Paul Warburg

Paul Moritz Warburg ( born August 10, 1868 in Hamburg, † January 24, 1932 in New York ) was the scion of the Hamburg banker Warburg family who is active with the bank MM Warburg & CO in banking today. While he, like his brothers Max and Felix banker, was his brother Aby worked as an art historian.

Life

After training in a bank in Hamburg met Paul Moritz Warburg more years in London and Paris. 1893, during a stay in the United States, he married a daughter of Solomon Loeb, a co-founder of the New York banking house of Kuhn, Loeb & Co.. Upon his return to Hamburg, he became a partner in the family owned bank. From 1900 to 1902 he was a member of the Hamburg Parliament. While his brother Max continued the bank, he and his brother Felix Warburg to New York, where they were in 1902 partner of Kuhn, Loeb & Co..
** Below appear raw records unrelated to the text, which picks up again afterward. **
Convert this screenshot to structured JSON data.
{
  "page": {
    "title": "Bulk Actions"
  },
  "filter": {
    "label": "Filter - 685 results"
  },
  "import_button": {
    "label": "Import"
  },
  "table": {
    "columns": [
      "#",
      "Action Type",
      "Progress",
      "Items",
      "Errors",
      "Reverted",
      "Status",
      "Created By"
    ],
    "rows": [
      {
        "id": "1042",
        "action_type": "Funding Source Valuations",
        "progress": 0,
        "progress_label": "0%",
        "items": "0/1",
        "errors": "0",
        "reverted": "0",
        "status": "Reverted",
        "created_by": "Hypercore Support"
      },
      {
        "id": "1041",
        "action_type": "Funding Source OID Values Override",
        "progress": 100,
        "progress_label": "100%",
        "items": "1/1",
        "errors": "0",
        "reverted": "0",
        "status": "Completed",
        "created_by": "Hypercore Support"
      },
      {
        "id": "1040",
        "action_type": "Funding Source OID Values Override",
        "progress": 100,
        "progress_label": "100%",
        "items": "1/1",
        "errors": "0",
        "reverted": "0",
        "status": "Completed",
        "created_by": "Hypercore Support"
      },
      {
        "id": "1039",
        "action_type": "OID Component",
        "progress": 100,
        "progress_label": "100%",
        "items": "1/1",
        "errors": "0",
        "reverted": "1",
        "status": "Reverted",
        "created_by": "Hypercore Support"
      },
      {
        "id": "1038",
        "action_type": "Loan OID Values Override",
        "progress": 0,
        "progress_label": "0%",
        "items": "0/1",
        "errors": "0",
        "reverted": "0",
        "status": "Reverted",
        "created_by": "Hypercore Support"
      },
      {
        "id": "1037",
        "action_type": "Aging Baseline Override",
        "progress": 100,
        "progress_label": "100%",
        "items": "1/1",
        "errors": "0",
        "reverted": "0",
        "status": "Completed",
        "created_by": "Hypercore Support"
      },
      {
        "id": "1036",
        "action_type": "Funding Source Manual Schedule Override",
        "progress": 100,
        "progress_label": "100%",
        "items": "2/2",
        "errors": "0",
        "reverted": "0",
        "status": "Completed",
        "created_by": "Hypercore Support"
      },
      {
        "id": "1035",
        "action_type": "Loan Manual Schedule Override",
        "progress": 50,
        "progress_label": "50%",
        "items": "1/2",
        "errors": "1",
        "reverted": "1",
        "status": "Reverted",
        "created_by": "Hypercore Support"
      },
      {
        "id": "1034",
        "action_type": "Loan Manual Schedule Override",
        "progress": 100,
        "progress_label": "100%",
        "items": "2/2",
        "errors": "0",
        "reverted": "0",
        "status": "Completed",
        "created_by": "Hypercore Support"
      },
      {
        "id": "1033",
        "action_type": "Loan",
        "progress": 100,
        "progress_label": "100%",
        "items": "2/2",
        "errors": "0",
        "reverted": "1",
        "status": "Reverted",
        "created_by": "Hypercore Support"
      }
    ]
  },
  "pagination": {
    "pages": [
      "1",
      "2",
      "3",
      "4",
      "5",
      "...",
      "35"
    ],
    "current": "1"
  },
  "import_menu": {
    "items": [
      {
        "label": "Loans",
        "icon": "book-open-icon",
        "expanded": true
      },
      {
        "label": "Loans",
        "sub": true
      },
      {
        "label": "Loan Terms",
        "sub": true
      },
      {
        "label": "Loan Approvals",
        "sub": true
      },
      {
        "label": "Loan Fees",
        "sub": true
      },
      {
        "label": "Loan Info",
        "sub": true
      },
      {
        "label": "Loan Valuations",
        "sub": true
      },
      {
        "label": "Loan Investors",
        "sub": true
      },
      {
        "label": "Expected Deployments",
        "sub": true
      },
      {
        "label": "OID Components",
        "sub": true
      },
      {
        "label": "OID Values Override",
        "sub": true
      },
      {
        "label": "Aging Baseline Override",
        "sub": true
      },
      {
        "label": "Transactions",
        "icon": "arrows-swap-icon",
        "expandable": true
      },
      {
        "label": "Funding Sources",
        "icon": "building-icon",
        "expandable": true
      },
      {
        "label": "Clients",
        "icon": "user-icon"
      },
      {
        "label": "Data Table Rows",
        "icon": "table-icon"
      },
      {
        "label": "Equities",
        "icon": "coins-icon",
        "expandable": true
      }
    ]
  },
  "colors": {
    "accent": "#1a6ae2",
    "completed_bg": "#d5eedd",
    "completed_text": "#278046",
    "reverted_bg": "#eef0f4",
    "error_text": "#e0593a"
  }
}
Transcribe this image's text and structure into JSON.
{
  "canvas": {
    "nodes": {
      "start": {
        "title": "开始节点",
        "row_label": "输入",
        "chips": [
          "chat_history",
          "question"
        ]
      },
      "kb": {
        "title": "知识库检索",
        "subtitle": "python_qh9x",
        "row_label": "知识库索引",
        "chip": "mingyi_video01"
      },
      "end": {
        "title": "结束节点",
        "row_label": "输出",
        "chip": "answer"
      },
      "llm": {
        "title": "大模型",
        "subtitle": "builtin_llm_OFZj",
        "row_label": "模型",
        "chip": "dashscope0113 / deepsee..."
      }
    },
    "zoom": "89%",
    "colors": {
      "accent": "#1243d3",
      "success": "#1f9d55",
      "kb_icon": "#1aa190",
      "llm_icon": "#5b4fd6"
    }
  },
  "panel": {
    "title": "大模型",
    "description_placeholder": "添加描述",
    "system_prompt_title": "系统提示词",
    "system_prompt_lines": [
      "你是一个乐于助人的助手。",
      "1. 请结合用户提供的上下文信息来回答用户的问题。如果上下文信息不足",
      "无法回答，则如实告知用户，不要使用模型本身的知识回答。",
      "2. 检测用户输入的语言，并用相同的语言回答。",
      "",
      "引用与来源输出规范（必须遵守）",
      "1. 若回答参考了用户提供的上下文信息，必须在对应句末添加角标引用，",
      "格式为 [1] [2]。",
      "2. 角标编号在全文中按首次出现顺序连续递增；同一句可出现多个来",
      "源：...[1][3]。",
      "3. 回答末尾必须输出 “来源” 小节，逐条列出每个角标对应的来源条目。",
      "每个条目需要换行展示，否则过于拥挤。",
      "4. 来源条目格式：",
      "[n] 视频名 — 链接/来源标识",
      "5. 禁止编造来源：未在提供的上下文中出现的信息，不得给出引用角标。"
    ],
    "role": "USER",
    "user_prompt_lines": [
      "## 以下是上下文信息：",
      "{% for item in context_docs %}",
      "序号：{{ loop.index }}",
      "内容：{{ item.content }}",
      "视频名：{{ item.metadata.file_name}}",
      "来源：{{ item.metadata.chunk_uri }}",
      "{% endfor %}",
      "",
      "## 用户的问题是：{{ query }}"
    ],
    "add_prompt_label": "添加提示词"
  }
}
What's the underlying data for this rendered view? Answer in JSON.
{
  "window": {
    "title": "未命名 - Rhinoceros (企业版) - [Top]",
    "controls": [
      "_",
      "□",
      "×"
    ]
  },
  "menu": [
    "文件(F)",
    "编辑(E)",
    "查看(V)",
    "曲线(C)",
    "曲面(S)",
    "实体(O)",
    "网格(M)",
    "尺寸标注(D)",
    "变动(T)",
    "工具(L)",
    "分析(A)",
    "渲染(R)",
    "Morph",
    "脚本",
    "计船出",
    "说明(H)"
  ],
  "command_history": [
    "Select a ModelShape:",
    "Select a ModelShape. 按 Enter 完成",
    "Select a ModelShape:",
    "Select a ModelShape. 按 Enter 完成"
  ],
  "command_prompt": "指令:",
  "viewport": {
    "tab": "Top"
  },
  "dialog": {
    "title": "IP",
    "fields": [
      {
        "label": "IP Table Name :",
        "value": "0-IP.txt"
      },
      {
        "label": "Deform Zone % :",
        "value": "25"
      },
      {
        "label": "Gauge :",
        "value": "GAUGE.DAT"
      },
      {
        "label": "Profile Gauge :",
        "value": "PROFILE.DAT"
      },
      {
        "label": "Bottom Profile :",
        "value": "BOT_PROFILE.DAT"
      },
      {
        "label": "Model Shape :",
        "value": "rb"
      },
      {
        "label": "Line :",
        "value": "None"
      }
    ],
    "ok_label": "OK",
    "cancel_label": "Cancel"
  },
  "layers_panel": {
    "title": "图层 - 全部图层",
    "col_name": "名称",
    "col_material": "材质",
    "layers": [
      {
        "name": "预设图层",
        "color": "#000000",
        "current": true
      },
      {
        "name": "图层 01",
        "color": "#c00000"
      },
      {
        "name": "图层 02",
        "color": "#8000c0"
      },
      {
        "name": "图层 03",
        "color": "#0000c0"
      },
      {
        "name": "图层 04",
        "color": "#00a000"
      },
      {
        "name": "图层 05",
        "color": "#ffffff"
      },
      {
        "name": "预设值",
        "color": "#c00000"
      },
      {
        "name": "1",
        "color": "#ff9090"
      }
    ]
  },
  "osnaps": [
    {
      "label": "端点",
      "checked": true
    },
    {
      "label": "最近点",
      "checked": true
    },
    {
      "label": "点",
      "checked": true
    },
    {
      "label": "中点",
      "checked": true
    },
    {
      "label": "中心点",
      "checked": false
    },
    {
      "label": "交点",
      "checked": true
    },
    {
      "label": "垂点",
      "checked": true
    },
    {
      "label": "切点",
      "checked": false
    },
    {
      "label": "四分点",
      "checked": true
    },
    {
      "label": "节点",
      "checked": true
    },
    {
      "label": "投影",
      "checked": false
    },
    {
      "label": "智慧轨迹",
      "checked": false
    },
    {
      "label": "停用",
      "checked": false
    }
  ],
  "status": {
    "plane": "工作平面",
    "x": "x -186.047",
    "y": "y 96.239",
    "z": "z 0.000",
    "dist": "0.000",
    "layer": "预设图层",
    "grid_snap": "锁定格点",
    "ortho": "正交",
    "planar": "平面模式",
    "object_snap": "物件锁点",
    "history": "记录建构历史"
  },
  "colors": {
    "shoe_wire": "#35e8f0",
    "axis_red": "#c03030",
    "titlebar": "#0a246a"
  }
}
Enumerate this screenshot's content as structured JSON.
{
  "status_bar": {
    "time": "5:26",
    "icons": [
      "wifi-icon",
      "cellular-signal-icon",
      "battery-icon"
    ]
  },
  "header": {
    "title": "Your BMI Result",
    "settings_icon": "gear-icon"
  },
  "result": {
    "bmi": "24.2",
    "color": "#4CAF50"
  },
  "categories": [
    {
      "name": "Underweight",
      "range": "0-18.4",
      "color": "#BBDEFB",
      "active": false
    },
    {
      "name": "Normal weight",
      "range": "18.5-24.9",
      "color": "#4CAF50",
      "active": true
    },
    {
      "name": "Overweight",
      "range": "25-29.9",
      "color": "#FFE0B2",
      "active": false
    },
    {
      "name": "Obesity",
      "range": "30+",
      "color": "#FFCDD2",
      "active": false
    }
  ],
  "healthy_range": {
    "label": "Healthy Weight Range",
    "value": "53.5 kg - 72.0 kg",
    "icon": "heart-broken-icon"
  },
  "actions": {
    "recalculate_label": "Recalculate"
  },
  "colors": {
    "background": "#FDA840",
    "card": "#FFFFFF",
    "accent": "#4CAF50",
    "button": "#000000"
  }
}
1910, Warburg an American citizen.

Paul Warburg proposed the establishment of a private U.S. central bank ( Federal Reserve Bank) along German lines to take the money from the state sovereignty. In 1903 he published a pamphlet entitled plan for a central bank. The triggered by the temporary insolvency of the Knickerbocker Trust Company and the threatening situation of the Trust Company of America in the fall of 1907 severe financial crisis gave his proposal a new urgency. The result of his efforts was finally right after the election of Woodrow Wilson of the Owen -Glass Act of 1913 and thus the creation of the Fed. The chair offered to him by the Federal Reserve Bank declined from Paul Warburg as only just naturalized German Jew. However, he became a member of its Supervisory Board, as well as the influential Council on Foreign Relations.